Visual, motor & attentional aspects of dyslexia
A causal link between visual attention span and reading acquisition
Sylviane Valdois and Marie-Line Bosse
The question has been hotly debated whether developmental dyslexia resulted from a language problem (a phonological disorder) or a visual impairment. We have introduced the concept of visual attention (VA) span to account for the poor reading outcome of a subset of dyslexic children who show preserved phonological skills. It has been shown that the VA span is reduced in a subgroup of dyslexic children and that this disorder relates to atypical activation of the superior parietal lobules. VA span abilities further contribute to reading performance in both dyslexic and non-dyslexic children, independently of their phonological skills. However, the available data are not strong evidence for a causal relationship. We will report data from a longitudinal study carried out on 130 children who were assessed twice in kindergarten and at the end of 1st grade. Their VA span, phonological skills, verbal short-term memory, letter name and letter sound knowledge, and reading abilities were measured in kindergarten and considered as potential predictors of their reading performance one year later. Structural equation models showed that pre-reading VA span accounts for a significant and proper amount of variance in reading one year later, after controlling for the other predictive factors. Our findings show that VA span abilities in prereaders predict future reading acquisition, thus suggesting a causal link between poor VA span and poor reading outcome in developmental dyslexia.

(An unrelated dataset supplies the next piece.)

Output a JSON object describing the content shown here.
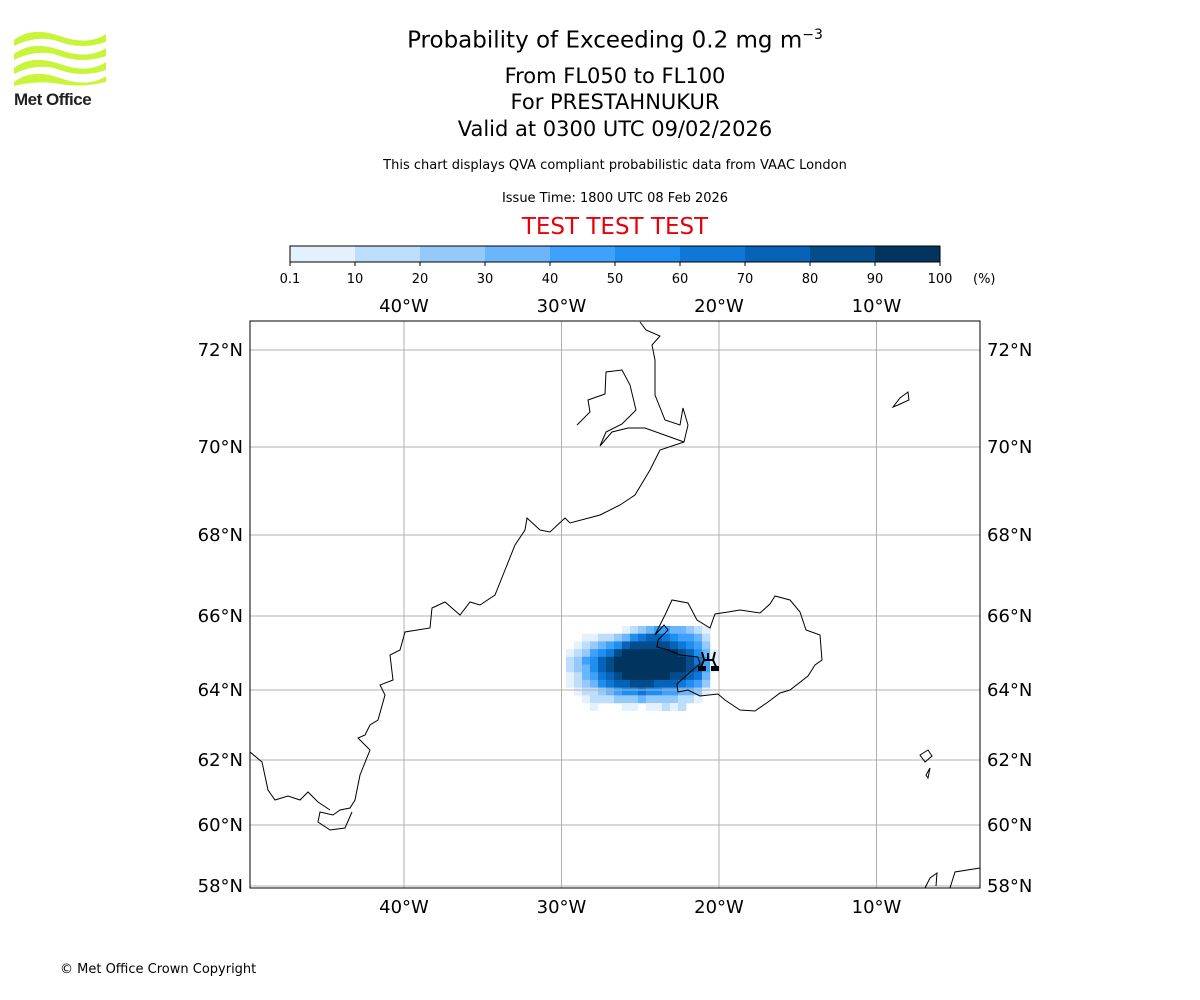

Spatial attention and learning to read: Evidence from a 3-years longitudinal study
Sandro Franceschini, Simone Gori and Andrea Facoetti
Developmental dyslexia is a neurobiological disorder that affects about 10% of the children. Although impaired auditory and speech sound processing is widely assumed to characterize dyslexic individuals, emerging evidence suggests that dyslexia could arise from a more basic cross-modal letter-to-speech sound integration deficit. Nevertheless, letters must be precisely selected from irrelevant and cluttering letters by rapid shifting of visual attention before the correct letter-to-speech sound integration is applied. Thus, is prereading visual parietal-attention functioning able to explain future reading emergence and development? The present 3-years longitudinal study shows that prereading attentional shifting ability - assessed by serial search performance and spatial cueing facilitation - captures not only future basis of reading skills (i.e., rapid letter naming and pseudoword length effect) but also words and text reading abilities in grades 1 and 2 after controlling for speech-sound processing as well as nonalphabetic crossmodal mapping. Our results provide evidence that visual spatial attention efficiency in preschoolers specifically predicts future reading acquisition, suggesting new approaches for early identification and a more efficient prevention of developmental dyslexia.
Reading unstable words in dyslexia: inefficiency of saccade-vergence neuroplasticity
We have recently shown that saccades from dyslexic teenagers during reading are abnormally disconjugate; their eyes are drifting disconjugately during fixations causing vergence errors and highly variable fixation disparity. Dyslexics are thus confronted to unstable letters interfering with reading. Are these problems a consequence of reading difficulty? We think not, as similar abnormalities exist for saccades to single targets. We suggest that the motor learning mechanisms controlling saccade-vergence interaction remain inefficient in dyslexia. Here we examine whether variability of fixation disparity increases during the 5min of reading test (due to fatigue or reading difficulty). No time effect was found neither for dyslexics nor for controls, suggesting that the differences between groups are constitutive. In another study we measure disconjugacy of saccades and fixations in a mindless reading task: the text is transformed to X’s except a target letter C in the middle of each string. Dyslexic teenagers are requested to fixate successively each letter C. The results show again abnormal disconjugacy, similar to that during text reading. Thus, the deficit of vergence control causing saccade and fixation disconjugacy seems to be primary and needs to be addressed first. Whether reading difficulty especially over long periods accentuates disconjugacy needs further investigation
The magnocellular theory of visual dyslexia
Of the 10% of children who find it unexpectedly difficult to learn to read fluently despite normal intelligence, health and education (developmental dyslexia), many have impaired development of visual magnocellular neurones. This impairs their ability to see letters and words properly. Magnocellular neurones are responsible for directing visual attention and eye movements during reading, hence for accurately sequencing letters. This new understanding of the visual processing problems in dyslexia has enabled the development of novel and effective remedial treatments, such as coloured filters and fixation training. Impaired development of magnocells is partly genetic, partly associated with autoimmunity and aggravated by lack of essential micronutrients, in particular omega-3 fatty acids derived from oily fish.